Au printemps 1910, Tacque est l’animateur du comité local antiparlementaire et publie un article signé dans Le Libertaire du 2 janvier 1910 invitant les anarchistes à se mobiliser pour les élections législatives tenues la même année. Un autre article de même nature est publié dans le journal le 20 février suivant par le groupe.

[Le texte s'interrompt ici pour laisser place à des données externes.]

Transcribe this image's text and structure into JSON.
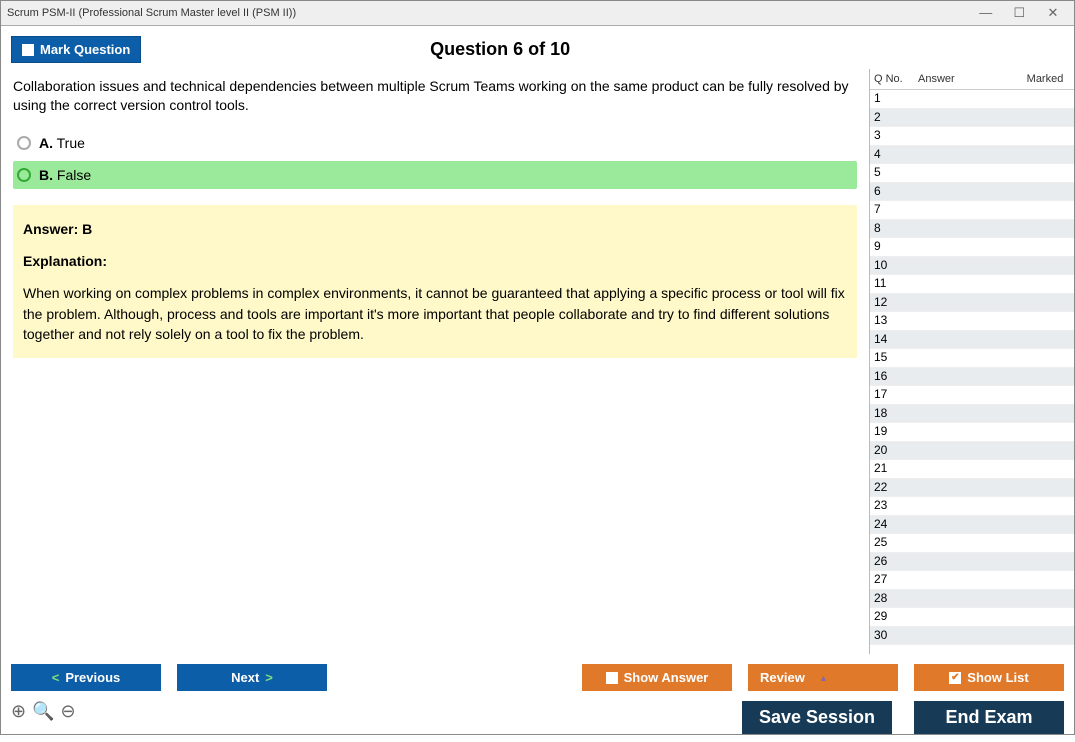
{
  "window": {
    "title": "Scrum PSM-II (Professional Scrum Master level II (PSM II))"
  },
  "topbar": {
    "mark_label": "Mark Question",
    "question_header": "Question 6 of 10"
  },
  "question": {
    "text": "Collaboration issues and technical dependencies between multiple Scrum Teams working on the same product can be fully resolved by using the correct version control tools.",
    "options": [
      {
        "letter": "A.",
        "text": "True",
        "correct": false
      },
      {
        "letter": "B.",
        "text": "False",
        "correct": true
      }
    ],
    "answer_label": "Answer: B",
    "explanation_heading": "Explanation:",
    "explanation_text": "When working on complex problems in complex environments, it cannot be guaranteed that applying a specific process or tool will fix the problem. Although, process and tools are important it's more important that people collaborate and try to find different solutions together and not rely solely on a tool to fix the problem."
  },
  "sidebar": {
    "headers": {
      "qno": "Q No.",
      "answer": "Answer",
      "marked": "Marked"
    },
    "rows": [
      1,
      2,
      3,
      4,
      5,
      6,
      7,
      8,
      9,
      10,
      11,
      12,
      13,
      14,
      15,
      16,
      17,
      18,
      19,
      20,
      21,
      22,
      23,
      24,
      25,
      26,
      27,
      28,
      29,
      30
    ]
  },
  "buttons": {
    "previous": "Previous",
    "next": "Next",
    "show_answer": "Show Answer",
    "review": "Review",
    "show_list": "Show List",
    "save_session": "Save Session",
    "end_exam": "End Exam"
  }
}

Bien que ce deuxième article soit anonyme, il est mentionné comme la personne à contacter et on peut supposer qu’il n’est pas étranger à sa rédaction.

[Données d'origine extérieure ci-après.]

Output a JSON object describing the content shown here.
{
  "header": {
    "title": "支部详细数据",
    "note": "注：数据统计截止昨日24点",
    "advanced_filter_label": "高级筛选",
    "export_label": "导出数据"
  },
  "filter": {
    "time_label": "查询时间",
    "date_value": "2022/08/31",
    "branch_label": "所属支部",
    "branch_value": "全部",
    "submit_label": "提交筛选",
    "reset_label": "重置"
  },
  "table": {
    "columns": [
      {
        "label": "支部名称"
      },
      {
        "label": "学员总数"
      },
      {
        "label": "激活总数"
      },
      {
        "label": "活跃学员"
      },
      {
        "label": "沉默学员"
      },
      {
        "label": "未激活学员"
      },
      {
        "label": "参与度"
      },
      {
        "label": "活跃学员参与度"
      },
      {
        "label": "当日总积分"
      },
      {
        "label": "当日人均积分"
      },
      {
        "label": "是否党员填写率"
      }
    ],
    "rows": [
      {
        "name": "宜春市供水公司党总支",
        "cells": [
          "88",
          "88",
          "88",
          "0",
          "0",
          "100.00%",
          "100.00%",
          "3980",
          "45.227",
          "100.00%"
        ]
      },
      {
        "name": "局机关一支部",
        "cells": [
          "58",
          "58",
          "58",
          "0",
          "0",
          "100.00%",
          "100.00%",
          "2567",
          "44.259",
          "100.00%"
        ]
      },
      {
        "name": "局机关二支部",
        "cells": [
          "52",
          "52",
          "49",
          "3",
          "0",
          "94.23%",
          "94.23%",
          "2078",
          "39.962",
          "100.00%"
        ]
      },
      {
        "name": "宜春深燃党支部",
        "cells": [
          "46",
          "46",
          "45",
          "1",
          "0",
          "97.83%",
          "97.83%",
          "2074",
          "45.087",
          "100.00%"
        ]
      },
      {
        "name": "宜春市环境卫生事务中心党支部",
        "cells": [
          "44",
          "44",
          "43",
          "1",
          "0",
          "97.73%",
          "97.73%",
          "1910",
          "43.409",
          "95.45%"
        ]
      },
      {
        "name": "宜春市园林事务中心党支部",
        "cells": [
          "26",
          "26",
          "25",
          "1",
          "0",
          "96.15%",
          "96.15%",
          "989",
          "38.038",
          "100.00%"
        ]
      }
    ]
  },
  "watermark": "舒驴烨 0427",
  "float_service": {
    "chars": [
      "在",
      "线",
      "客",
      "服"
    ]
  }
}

En 1911, de retour en région parisienne, il réside au 18, rue des Dames à Paris (17e).

En 1913, demeurant au 31, rue d’Orsel à Paris (18e), il divorce de Levy et se remarie le 13 juillet 1915 avec Lucie Eugénie Payn à Saint-Ouen.

Tacque est inscrit au Carnet B et en 1916, il est mobilisé dans un régiment d’infanterie.

Pendant la période s’étendant de 1914 à 1921 au moins, il réside successivement au 30, rue Poissonnière à Paris (2e) et à Troyes, rue Urbain IV, en 1916.

En 1925, il demeure au 3, villa Clotilde à Saint-Ouen et y liquide sa société, Bertoux & Tacque.

Tacque se marie le 22 mars 1930 avec Albertine Estelle Arnouls à Saint-Ouen.

Il y meurt le 2 décembre 1945 d’une asphyxie due à un poêle défectueux, suivi quelques heures plus tard par son épouse, morte à l’hôpital Bichat.

Tacque est enterré au cimetière communal de Saint-Ouen (div. 1, ligne 6, sépulture 15).


Sources :

  • Recherches généalogiques et historiques de Gilles Braschi sur son ancêtre (en particulier sur les domiciles, mariages et décès) (consulté en avril 2026)
  • Arch. Nat. F7/13053.
  • Les Temps nouveaux, années 1903, 1909, 1910.
  • L’Humanité du 6 mars 1907 et du 18 juin 1908.
  • La Petite République du 4 juin 1907.
  • Le Libertaire du 7 février 1909, 2 janvier, 7 et 20 février 1910.